Ванька со всем соглашался. На дискуссии его выдержки не хватило бы. Но ему казалось, что если рядом есть человек, который что-то говорит, то можно и не думать.

Не думать о том, что первым, что он почувствовал, когда пришел в себя после клинической смерти, была ладонь отца в его ладони. Ладонь никогда его не предававшая и никогда не оставлявшая его одного. Это он оставлял и предавал. Вот сейчас, когда пел чертовы песни в день его смерти.

- Куда улетаете? – спросил его водила, не скрывая любопытства.

- В Тель-Авив.

- Отдыхать? – обрадовался таксист.

- Хоронить. Отца хоронить.

И снова спазм внутри, который не позволял заметить ошарашенный взгляд шофера, мелькнувший слишком быстро в отсветах фар со встречной полосы.

- О как… Бывает, конечно, - голос рядом теперь звучал растерянно.

На это Иван ответить уже не смог. За его спиной смыкалась глухая ночь, но и впереди просвета не было. Только редкие огни замершего в тишине древнего города.

Как-то отстраненно подумалось, что надо сообщить Миле. Но почему-то он был уверен, что рядом с собой отец ее видеть не хотел бы даже сейчас. Не хотел и Иван. Может быть, она уже знает. Может быть, те пропущенные звонки на его номер – об этом. Но даже звука ее голоса Ванька уже не выносил, обрубая все остававшиеся до сих пор связи.

Он дважды уходил от отца.

В проклятую ночь к Гапону, когда узнал правду о себе и Полине. Потому что не мог смириться с этой правдой, и впервые измену отца матери посчитал предательством настоящим, а не следствием безысходности с ней.

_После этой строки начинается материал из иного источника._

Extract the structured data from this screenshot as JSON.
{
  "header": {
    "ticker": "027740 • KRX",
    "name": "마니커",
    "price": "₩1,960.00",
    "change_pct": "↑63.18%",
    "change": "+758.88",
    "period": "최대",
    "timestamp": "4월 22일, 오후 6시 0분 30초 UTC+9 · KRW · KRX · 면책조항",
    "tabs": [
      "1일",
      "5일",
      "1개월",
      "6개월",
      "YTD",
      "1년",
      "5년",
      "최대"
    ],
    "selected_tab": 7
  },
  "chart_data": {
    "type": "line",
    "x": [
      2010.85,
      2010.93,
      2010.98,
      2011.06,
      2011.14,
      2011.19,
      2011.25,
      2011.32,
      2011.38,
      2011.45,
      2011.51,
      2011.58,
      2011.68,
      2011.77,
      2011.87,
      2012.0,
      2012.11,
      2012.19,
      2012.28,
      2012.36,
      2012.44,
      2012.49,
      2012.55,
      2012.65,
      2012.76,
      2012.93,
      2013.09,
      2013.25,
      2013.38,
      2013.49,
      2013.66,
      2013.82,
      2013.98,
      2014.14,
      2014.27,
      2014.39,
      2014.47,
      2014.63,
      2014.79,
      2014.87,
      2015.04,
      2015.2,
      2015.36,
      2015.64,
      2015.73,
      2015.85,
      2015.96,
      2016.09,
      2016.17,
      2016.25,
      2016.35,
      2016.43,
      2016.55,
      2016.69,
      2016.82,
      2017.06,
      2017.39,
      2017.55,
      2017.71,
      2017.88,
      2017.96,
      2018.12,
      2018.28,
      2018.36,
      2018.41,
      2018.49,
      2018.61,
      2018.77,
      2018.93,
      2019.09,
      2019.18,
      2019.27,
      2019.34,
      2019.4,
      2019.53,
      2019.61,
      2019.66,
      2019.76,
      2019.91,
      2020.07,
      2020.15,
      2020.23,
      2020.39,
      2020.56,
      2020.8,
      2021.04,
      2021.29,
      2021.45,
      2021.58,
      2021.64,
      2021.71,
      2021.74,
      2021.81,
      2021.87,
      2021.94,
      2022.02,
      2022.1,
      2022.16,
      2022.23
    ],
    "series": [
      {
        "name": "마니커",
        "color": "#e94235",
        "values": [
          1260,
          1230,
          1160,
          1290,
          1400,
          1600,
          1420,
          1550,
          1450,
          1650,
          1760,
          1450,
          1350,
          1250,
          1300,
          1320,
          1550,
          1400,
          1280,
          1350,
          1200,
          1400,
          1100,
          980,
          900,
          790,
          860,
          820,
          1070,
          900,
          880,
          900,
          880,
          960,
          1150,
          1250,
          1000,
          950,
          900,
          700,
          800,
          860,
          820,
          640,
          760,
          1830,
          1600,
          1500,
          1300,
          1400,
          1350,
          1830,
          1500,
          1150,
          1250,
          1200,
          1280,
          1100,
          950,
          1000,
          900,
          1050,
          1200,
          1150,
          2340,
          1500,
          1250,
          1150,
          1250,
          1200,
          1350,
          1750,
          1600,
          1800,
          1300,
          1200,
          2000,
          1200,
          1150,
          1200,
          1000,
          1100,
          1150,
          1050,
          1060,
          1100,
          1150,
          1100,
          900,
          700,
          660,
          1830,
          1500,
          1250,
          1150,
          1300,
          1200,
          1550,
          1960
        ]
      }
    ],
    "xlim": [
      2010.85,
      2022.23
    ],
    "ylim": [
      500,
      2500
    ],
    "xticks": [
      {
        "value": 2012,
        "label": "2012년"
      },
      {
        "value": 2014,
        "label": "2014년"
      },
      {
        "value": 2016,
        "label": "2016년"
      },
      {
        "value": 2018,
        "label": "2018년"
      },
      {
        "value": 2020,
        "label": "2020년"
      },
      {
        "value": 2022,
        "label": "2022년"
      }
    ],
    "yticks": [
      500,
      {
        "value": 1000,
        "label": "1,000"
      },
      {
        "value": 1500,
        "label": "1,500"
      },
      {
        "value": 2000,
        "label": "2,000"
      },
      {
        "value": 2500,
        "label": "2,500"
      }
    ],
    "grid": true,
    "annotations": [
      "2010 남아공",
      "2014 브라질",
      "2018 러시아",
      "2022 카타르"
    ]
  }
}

И когда попросил его уехать из Торонто, едва позволили выйти из клиники. Их разговор тогда пришиб обоих. Иван лишь сказал без лишних прелюдий: «Можно дальше я сам?» А папа ответил в свойственной ему сдержанной манере: «Тебе виднее, сынок». Так ответил, что стало ясно: он все понимает и никогда не станет навязывать свое присутствие или предъявлять счета. А ведь мог. За все те месяцы, что проторчал с ним в ХэлсКеа, ни о чем его не прося, а просто помогая не сойти с ума.

Но как бы там ни было, а на следующий день отец уехал… навсегда. Не на долгие полтора года, что они не виделись. А навсегда. Сегодня это навсегда.

В аэропорту людей пока было совсем мало, и до рейса еще часы. Но здесь, среди живых душ, а не в сконцентрировавшемся до осязаемого состояния одиночестве Иван бродил всю ночь. Там выпил кофе. Там залип на том, как шумное семейство заматывает чемодан в пленку. Там мужик укрылся пледом и прикорнул прямо на стуле. Там зажглось табло о начале регистрации.

А вот здесь целая кондитерская – нарядная и веселая. С яркими десертами на витрине и забавной девчонкой на кассе.

«Вкусно?»

«Очень».

«Хочу такое, как у тебя».

Иван понял, что сидит в зале ожидания, опершись локтями о колени, низко-низко опустив голову и вцепившись в собственные волосы пальцами. Рюкзак валялся под ногами. Стаканчик с кофе – рядом, на полу. Надо хоть до урны донести. Но в этот самый момент он вдруг отчетливо осознал, что он едет за отцом, которого нет. Что туда он мчится к нему для того, чтобы навсегда оставить в прошлом. От этого осознания – эмоции шкалило. У него оставалось всего несколько часов на эти эмоции.

И еще на одну не вполне здравую мысль: он умирал один. Никого не подпустил. Никому не сказал. Ни с кем не попрощался.

Что это? Наказание им всем? Или уверенность, что никому не нужен?